Fathers and sons.

The first time I saw my younger brother as a man was at my dad’s memorial service. At the last minute, and unbeknownst to me and my mom, he decided to share a few thoughts at the end of the service. As he stood there, sharing his thoughts and doing his best to honor our dad, I saw him as I had never seen him before, standing tall and communicating himself in a powerful way.

That’s not to say that he had never acted as a man before, just that I hadn’t had the opportunity to see him in that light. We are about as opposite as two siblings can be, and in our early 20s, we did not have a whole lot in common. I did not know the kind of person he was becoming, and I am grateful that that has changed in the past couple of years. We might not be very similar, but we have the same sense of humor, and I love how that comes out on holidays. And when we make fun of my mom for only eating half of whatever is in front of her. I love it when he praises the things I cook, because he will not praise it unless he means it. I like to hear his constructive criticism on recipes, too, even if it’s hard for me to hear, because he always has good thoughts on how to improve them. He gave us all reason to laugh on Christmas Day when we were creating our Miis on the Wii that he gave me and Mike. He let me call him and cry a few weeks ago when I was sad about Dad missing Mike’s graduation.
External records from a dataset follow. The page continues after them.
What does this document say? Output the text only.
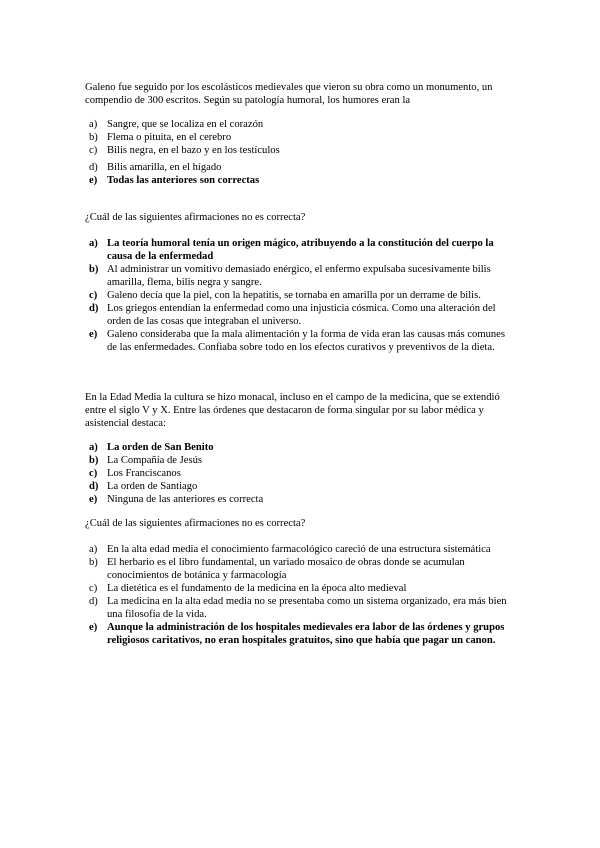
Galeno fue seguido por los escolásticos medievales que vieron su obra como un monumento, un compendio de 300 escritos. Según su patología humoral, los humores eran la

a) Sangre, que se localiza en el corazón
b) Flema o pituita, en el cerebro
c) Bilis negra, en el bazo y en los testículos
d) Bilis amarilla, en el hígado
e) Todas las anteriores son correctas

¿Cuál de las siguientes afirmaciones no es correcta?

a) La teoría humoral tenía un origen mágico, atribuyendo a la constitución del cuerpo la causa de la enfermedad
b) Al administrar un vomitivo demasiado enérgico, el enfermo expulsaba sucesivamente bilis amarilla, flema, bilis negra y sangre.
c) Galeno decía que la piel, con la hepatitis, se tornaba en amarilla por un derrame de bilis.
d) Los griegos entendían la enfermedad como una injusticia cósmica. Como una alteración del orden de las cosas que integraban el universo.
e) Galeno consideraba que la mala alimentación y la forma de vida eran las causas más comunes de las enfermedades. Confiaba sobre todo en los efectos curativos y preventivos de la dieta.

En la Edad Media la cultura se hizo monacal, incluso en el campo de la medicina, que se extendió entre el siglo V y X. Entre las órdenes que destacaron de forma singular por su labor médica y asistencial destaca:

a) La orden de San Benito
b) La Compañía de Jesús
c) Los Franciscanos
d) La orden de Santiago
e) Ninguna de las anteriores es correcta

¿Cuál de las siguientes afirmaciones no es correcta?

a) En la alta edad media el conocimiento farmacológico careció de una estructura sistemática
b) El herbario es el libro fundamental, un variado mosaico de obras donde se acumulan conocimientos de botánica y farmacología
c) La dietética es el fundamento de la medicina en la época alto medieval
d) La medicina en la alta edad media no se presentaba como un sistema organizado, era más bien una filosofía de la vida.
e) Aunque la administración de los hospitales medievales era labor de las órdenes y grupos religiosos caritativos, no eran hospitales gratuitos, sino que había que pagar un canon.
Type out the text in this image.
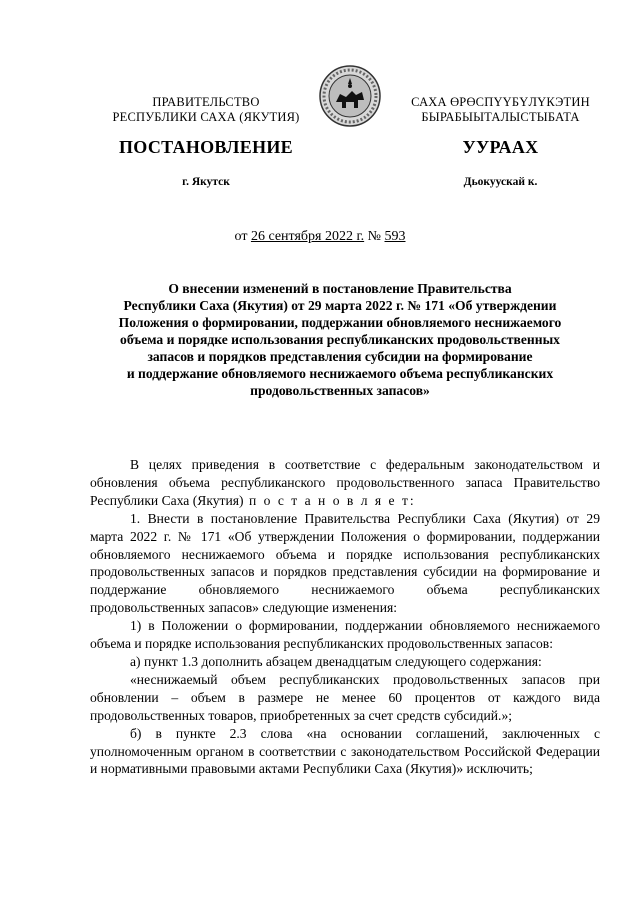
ПРАВИТЕЛЬСТВО
РЕСПУБЛИКИ САХА (ЯКУТИЯ)
САХА ӨРӨСПҮҮБҮЛҮКЭТИН
БЫРАБЫЫТАЛЫСТЫБАТА
ПОСТАНОВЛЕНИЕ	УУРААХ
г. Якутск	Дьокуускай к.
от 26 сентября 2022 г. № 593
О внесении изменений в постановление Правительства
Республики Саха (Якутия) от 29 марта 2022 г. № 171 «Об утверждении
Положения о формировании, поддержании обновляемого неснижаемого
объема и порядке использования республиканских продовольственных
запасов и порядков представления субсидии на формирование
и поддержание обновляемого неснижаемого объема республиканских
продовольственных запасов»

В целях приведения в соответствие с федеральным законодательством и обновления объема республиканского продовольственного запаса Правительство Республики Саха (Якутия) п о с т а н о в л я е т:

1. Внести в постановление Правительства Республики Саха (Якутия) от 29 марта 2022 г. № 171 «Об утверждении Положения о формировании, поддержании обновляемого неснижаемого объема и порядке использования республиканских продовольственных запасов и порядков представления субсидии на формирование и поддержание обновляемого неснижаемого объема республиканских продовольственных запасов» следующие изменения:

1) в Положении о формировании, поддержании обновляемого неснижаемого объема и порядке использования республиканских продовольственных запасов:

а) пункт 1.3 дополнить абзацем двенадцатым следующего содержания:

«неснижаемый объем республиканских продовольственных запасов при обновлении – объем в размере не менее 60 процентов от каждого вида продовольственных товаров, приобретенных за счет средств субсидий.»;

б) в пункте 2.3 слова «на основании соглашений, заключенных с уполномоченным органом в соответствии с законодательством Российской Федерации и нормативными правовыми актами Республики Саха (Якутия)» исключить;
Most of us spend our 20s worrying about ourselves and discovering who we are. My brother moved back home to help my dad when my mom was sick, and he stayed at home when my dad was sick. He continues to be there for my mom in ways that I cannot. He is one of the people I know I can call when I need advice or need to talk. He has helped me through all kinds of problems, including house problems I can no longer call Dad about. (I called him just last week about a homework issue, and he called back the next day to make sure it had all worked out for me.) We have our differences, but I continue to be amazed at his generosity and compassion and intelligence. I am thankful for his presence in our lives, and I wonder sometimes if we will ever be able to repay him for all the ways he has helped us in the past few years.

And so, on Father’s Day, I want to honor my dad by saying these things. Look, Dad, your son is taking great care of us all. I know you are proud of him. I wish you were here to see it.